Re: A GIS contains() for Hive?

2012-03-16 Thread Mattmann, Chris A (388J)
Hi Tim,

Over in the SIS community [1], eventually writing a driver for Hive or HBase to 
have spatial
support a la PostGIS is something that we've wanted to get around to, but 
haven't yet. The 
goal of SIS is to be an ALv2 licensed spatial toolkit, with no surprises [2]. 
If you are interested
in contributing to the SIS community and helping out, I'd certainly appreciate 
it. As would I
appreciate anyone in the HIVE community that has time to help us write the HIVE 
driver for SIS.
We currently have the ability to support point/radius and bbox QuadTree based 
searches, and
the loading of GeoRSS data into the QuadTree index.

Cheers,
Chris

[1] http://incubator.apache.org/sis/
[2] http://wiki.apache.org/incubator/SpatialProposal/

On Mar 16, 2012, at 2:21 AM, Tim Robertson wrote:

> Hi all,
> 
> I need to perform a lot of "point in polygon" checks and want to use Hive 
> (currently I mix Hive, Sqoop and PostGIS in an Oozie workto do this).
> 
> In an ideal world, I would like to create a Hive table from a Shapefile 
> containing polygons, and then do the likes of the following:
> 
>   SELECT p.id, pp.id FROM points p, polygons pp WHERE pp.contains(geom, 
> toPoint(p.lat,p.lng)) 
> 
> Has anyone done anything along these lines?
> 
> Alternatively I am capable of doing a UDF that would read the shape file into 
> memory and basically do a map side join using something like a slab 
> decomposition technique.  It is more limited but would meet my needs allowing 
> e.g.:
> 
>   SELECT contains(p.lat,p.lng, '/data/shapefiles/countries.shp') FROM points;
> 
> Before I start I thought I'd ask folks as I suspect people are doing this 
> kind of thing on Hive by now (thinking FB and user profiling by political 
> boundaries etc)
> 
> I'd love to hear from anyone who's investigated this or could provide any 
> advice.
> 
> Thanks!
> Tim
> 


++
Chris Mattmann, Ph.D.
Senior Computer Scientist
NASA Jet Propulsion Laboratory Pasadena, CA 91109 USA
Office: 171-266B, Mailstop: 171-246
Email: chris.a.mattm...@nasa.gov
WWW:   http://sunset.usc.edu/~mattmann/
++
Adjunct Assistant Professor, Computer Science Department
University of Southern California, Los Angeles, CA 90089 USA
++



A GIS contains() for Hive?

2012-03-16 Thread Tim Robertson
Hi all,

I need to perform a lot of "point in polygon" checks and want to use Hive
(currently I mix Hive, Sqoop and PostGIS in an Oozie workto do this).

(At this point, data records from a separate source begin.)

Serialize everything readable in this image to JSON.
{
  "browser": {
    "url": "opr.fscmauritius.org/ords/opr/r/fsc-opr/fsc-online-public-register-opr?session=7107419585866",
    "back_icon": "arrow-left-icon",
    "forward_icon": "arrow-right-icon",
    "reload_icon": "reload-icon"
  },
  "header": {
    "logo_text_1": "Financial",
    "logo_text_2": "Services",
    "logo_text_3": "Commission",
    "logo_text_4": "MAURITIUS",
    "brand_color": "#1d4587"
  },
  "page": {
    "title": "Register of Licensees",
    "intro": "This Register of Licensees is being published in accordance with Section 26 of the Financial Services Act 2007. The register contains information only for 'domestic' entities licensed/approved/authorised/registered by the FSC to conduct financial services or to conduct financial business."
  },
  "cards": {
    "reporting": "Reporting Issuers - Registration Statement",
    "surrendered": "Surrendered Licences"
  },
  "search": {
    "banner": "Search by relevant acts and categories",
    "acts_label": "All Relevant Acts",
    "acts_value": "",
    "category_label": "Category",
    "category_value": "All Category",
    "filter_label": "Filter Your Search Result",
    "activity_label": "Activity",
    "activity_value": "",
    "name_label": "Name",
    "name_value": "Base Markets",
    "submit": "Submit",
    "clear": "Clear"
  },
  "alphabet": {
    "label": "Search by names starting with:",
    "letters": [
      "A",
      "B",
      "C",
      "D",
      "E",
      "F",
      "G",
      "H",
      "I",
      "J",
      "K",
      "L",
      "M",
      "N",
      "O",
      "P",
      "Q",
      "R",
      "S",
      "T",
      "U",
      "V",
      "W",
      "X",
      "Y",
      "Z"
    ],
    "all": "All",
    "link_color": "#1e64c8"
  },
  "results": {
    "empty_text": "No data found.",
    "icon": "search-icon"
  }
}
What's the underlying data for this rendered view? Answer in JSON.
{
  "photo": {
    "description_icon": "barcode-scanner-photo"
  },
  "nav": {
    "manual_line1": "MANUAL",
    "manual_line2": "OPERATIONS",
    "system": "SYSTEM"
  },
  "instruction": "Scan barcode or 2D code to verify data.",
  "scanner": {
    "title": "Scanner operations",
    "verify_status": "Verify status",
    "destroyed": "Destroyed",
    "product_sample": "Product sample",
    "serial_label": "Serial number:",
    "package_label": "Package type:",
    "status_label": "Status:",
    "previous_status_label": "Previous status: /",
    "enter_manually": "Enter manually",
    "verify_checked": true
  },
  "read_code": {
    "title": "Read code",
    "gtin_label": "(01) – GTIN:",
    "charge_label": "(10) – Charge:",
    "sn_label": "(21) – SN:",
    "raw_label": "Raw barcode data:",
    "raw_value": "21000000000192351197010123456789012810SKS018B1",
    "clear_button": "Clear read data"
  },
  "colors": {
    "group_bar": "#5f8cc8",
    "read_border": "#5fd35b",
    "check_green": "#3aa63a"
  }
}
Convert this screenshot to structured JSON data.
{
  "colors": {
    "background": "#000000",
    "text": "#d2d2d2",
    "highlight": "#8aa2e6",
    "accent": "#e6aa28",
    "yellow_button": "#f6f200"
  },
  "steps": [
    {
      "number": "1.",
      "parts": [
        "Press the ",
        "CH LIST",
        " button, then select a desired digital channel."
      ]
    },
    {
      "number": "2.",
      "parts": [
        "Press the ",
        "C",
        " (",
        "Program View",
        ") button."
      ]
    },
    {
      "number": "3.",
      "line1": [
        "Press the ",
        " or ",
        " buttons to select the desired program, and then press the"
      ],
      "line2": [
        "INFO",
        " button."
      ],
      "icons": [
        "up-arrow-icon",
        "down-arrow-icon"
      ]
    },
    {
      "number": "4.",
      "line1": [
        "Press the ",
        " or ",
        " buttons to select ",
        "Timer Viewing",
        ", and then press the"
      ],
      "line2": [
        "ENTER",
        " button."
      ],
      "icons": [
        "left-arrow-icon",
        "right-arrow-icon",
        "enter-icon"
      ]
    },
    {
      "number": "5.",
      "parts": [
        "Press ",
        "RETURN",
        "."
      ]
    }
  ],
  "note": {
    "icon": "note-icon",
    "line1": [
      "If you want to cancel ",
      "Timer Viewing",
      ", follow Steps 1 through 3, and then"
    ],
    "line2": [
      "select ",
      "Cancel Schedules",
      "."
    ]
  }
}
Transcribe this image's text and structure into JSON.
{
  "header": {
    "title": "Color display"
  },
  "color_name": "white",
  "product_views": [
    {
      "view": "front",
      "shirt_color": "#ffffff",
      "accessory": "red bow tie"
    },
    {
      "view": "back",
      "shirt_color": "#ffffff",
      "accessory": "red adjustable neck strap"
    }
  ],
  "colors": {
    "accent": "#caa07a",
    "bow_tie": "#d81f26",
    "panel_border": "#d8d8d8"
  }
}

In an ideal world, I would like to create a Hive table from a Shapefile
containing polygons, and then do the likes of the following:

  SELECT p.id, pp.id FROM points p, polygons pp WHERE pp.contains(geom,
toPoint(p.lat,p.lng))

Has anyone done anything along these lines?

Alternatively I am capable of doing a UDF that would read the shape file
into memory and basically do a map side join using something like a slab
decomposition technique.  It is more limited but would meet my needs
allowing e.g.:

  SELECT contains(p.lat,p.lng, '/data/shapefiles/countries.shp') FROM
points;

Before I start I thought I'd ask folks as I suspect people are doing this
kind of thing on Hive by now (thinking FB and user profiling by political
boundaries etc)

I'd love to hear from anyone who's investigated this or could provide any
advice.

Thanks!
Tim